C'est une habitante de Dark-City, aucun doute à avoir au vu de son prénom, un prénom n'ayant aucune consonance minérale. Elle m'offre une gracieuse révérence, certes élégante, mais qui a le don de me mettre mal à l'aise. Ce soudain statut de candidate sélectionnée m'a visiblement propulsé sur un piédestal qui m'est inconfortable.
- Enchantée, je suis Lapis-Lazuli, une main-verte officiant à Bulle-City. Enfin, j'y officiais, me reprends-je aussitôt. Autant vous dire que le maquillage n'a jamais été mon fort, tenté-je de détendre l'atmosphère. Esmé se déride, un léger sourire germe sur ses lèvres framboises, j'ai l'impression que nous pourrions devenir amies, en laissant jouer le temps. Miss Jade surgit à ce moment-là, Esmé se redresse, au garde-à-vous.
- Esmé, vous n'avez toujours pas commencé ? Le temps presse ma chère, le temps presse. Je veux que ma protégée soit la plus éblouissante des candidates ce soir, s'affole-t-elle, tout en papillonnant dans tous les sens. Elle doit resplendir autant que la grande Raès en personne.
La regarder s'agiter en occupant tout l'espace de la pièce me fatigue. Bientôt, ma tête se met à tourner comme s'il s'y jouait un bal dansant endiablé. Esmé, qui semble être dotée d'une grande sensibilité, remarque mon malaise et s'empresse de me masser la nuque de ses doigts délicats. Je l'en remercie d'un franc sourire, instantanément détendue par les soins qu'elle me prodigue.
- Miss Jade, avec tout mon respect, je suis davantage concentrée lorsque l'agitation est réduite à son minimum, se permet-elle de noter, et comme vous l'avez vous-même souligné, le temps presse.
La Tigresse se fige, outrée par le franc-parler d'Esmé: serait-elle sur le point d'attaquer ? Ses lèvres frémissent, elle souffle, résignée, puis quitte la pièce en faisant claquer avec frénésie sur le parquet vernis, les talons hauts de ses chaussures.

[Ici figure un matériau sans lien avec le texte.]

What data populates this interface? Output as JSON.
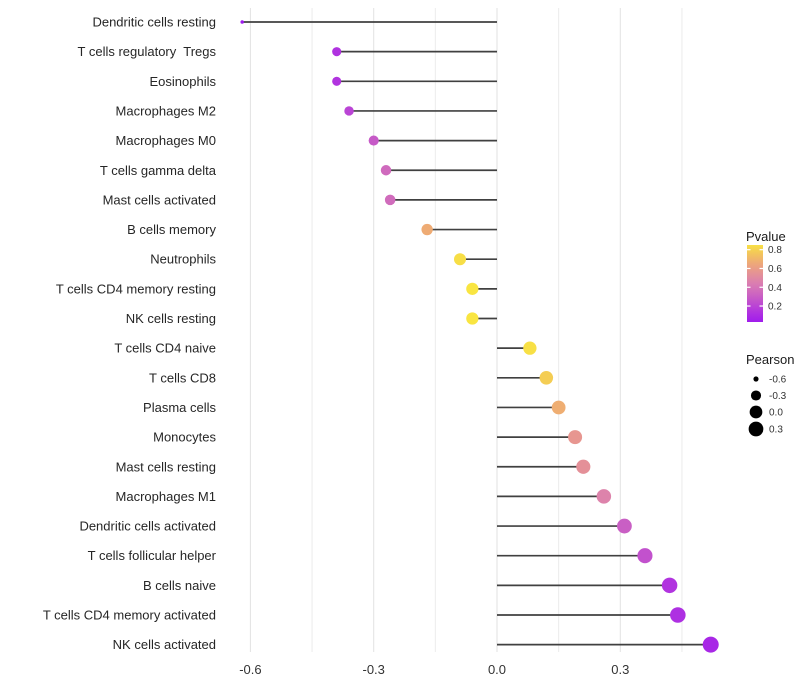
{
  "chart_data": {
    "type": "lollipop",
    "title": "",
    "xlabel": "",
    "ylabel": "",
    "xlim": [
      -0.668,
      0.57
    ],
    "x_ticks": [
      -0.6,
      -0.3,
      0.0,
      0.3
    ],
    "x_tick_labels": [
      "-0.6",
      "-0.3",
      "0.0",
      "0.3"
    ],
    "x_minor_ticks": [
      -0.45,
      -0.15,
      0.15,
      0.45
    ],
    "grid": "vertical-only",
    "baseline_x": 0.0,
    "rows": [
      {
        "label": "Dendritic cells resting",
        "pearson": -0.62,
        "pvalue": 0.02
      },
      {
        "label": "T cells regulatory  Tregs",
        "pearson": -0.39,
        "pvalue": 0.13
      },
      {
        "label": "Eosinophils",
        "pearson": -0.39,
        "pvalue": 0.14
      },
      {
        "label": "Macrophages M2",
        "pearson": -0.36,
        "pvalue": 0.2
      },
      {
        "label": "Macrophages M0",
        "pearson": -0.3,
        "pvalue": 0.28
      },
      {
        "label": "T cells gamma delta",
        "pearson": -0.27,
        "pvalue": 0.35
      },
      {
        "label": "Mast cells activated",
        "pearson": -0.26,
        "pvalue": 0.36
      },
      {
        "label": "B cells memory",
        "pearson": -0.17,
        "pvalue": 0.67
      },
      {
        "label": "Neutrophils",
        "pearson": -0.09,
        "pvalue": 0.84
      },
      {
        "label": "T cells CD4 memory resting",
        "pearson": -0.06,
        "pvalue": 0.87
      },
      {
        "label": "NK cells resting",
        "pearson": -0.06,
        "pvalue": 0.87
      },
      {
        "label": "T cells CD4 naive",
        "pearson": 0.08,
        "pvalue": 0.85
      },
      {
        "label": "T cells CD8",
        "pearson": 0.12,
        "pvalue": 0.78
      },
      {
        "label": "Plasma cells",
        "pearson": 0.15,
        "pvalue": 0.68
      },
      {
        "label": "Monocytes",
        "pearson": 0.19,
        "pvalue": 0.57
      },
      {
        "label": "Mast cells resting",
        "pearson": 0.21,
        "pvalue": 0.54
      },
      {
        "label": "Macrophages M1",
        "pearson": 0.26,
        "pvalue": 0.47
      },
      {
        "label": "Dendritic cells activated",
        "pearson": 0.31,
        "pvalue": 0.3
      },
      {
        "label": "T cells follicular helper",
        "pearson": 0.36,
        "pvalue": 0.25
      },
      {
        "label": "B cells naive",
        "pearson": 0.42,
        "pvalue": 0.14
      },
      {
        "label": "T cells CD4 memory activated",
        "pearson": 0.44,
        "pvalue": 0.12
      },
      {
        "label": "NK cells activated",
        "pearson": 0.52,
        "pvalue": 0.08
      }
    ],
    "size_scale": {
      "domain": [
        -0.62,
        0.52
      ],
      "radius_range": [
        1.75,
        8
      ]
    }
  },
  "legend": {
    "pvalue": {
      "title": "Pvalue",
      "domain": [
        0.03,
        0.85
      ],
      "ticks": [
        0.8,
        0.6,
        0.4,
        0.2
      ],
      "tick_labels": [
        "0.8",
        "0.6",
        "0.4",
        "0.2"
      ]
    },
    "pearson": {
      "title": "Pearson",
      "entries": [
        {
          "label": "-0.6",
          "value": -0.6
        },
        {
          "label": "-0.3",
          "value": -0.3
        },
        {
          "label": "0.0",
          "value": 0.0
        },
        {
          "label": "0.3",
          "value": 0.3
        }
      ]
    }
  },
  "colors": {
    "gradient_stops": [
      [
        0.0,
        "#9B16F0"
      ],
      [
        0.15,
        "#B336DE"
      ],
      [
        0.3,
        "#C95FC4"
      ],
      [
        0.45,
        "#DB7FB0"
      ],
      [
        0.6,
        "#EA9C88"
      ],
      [
        0.7,
        "#F0B26C"
      ],
      [
        0.8,
        "#F5D44E"
      ],
      [
        0.9,
        "#FAEC3B"
      ]
    ],
    "stem": "#404040",
    "grid_major": "#E2E2E2",
    "grid_minor": "#ECECEC",
    "legend_dot": "#000000",
    "background": "#FFFFFF"
  }
}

Instantanément, je me détends, ma migraine s'envole.
- Merci, murmuré-je à l'attention de la jeune maquilleuse. Son énergie, loin d'être contagieuse, me stress au plus au point.

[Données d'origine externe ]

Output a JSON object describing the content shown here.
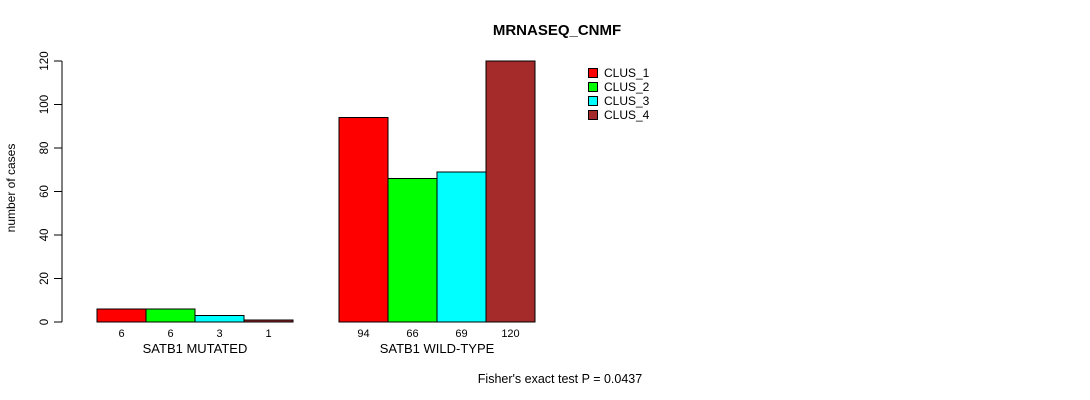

Esmé me sourit, complice, avant de m'attacher les cheveux avec délicatesse. Quelques secondes plus tard, elle fait danser les couleurs de ses multiples palettes sur mon visage pâle: elle est très douée: il s'agit forcément d'une assortisseuse de couleurs et la meilleure qu'il m'est été donné de rencontrer. Les chatouilles des pinceaux en poils de soie sont agréables sur mes pommettes saillantes, elles m'arrachent un rire à la dérobée. Les paillettes dorées qui, quant à elles, tanguent sur mes joues avant de s'y figer, fascinent mon imagination.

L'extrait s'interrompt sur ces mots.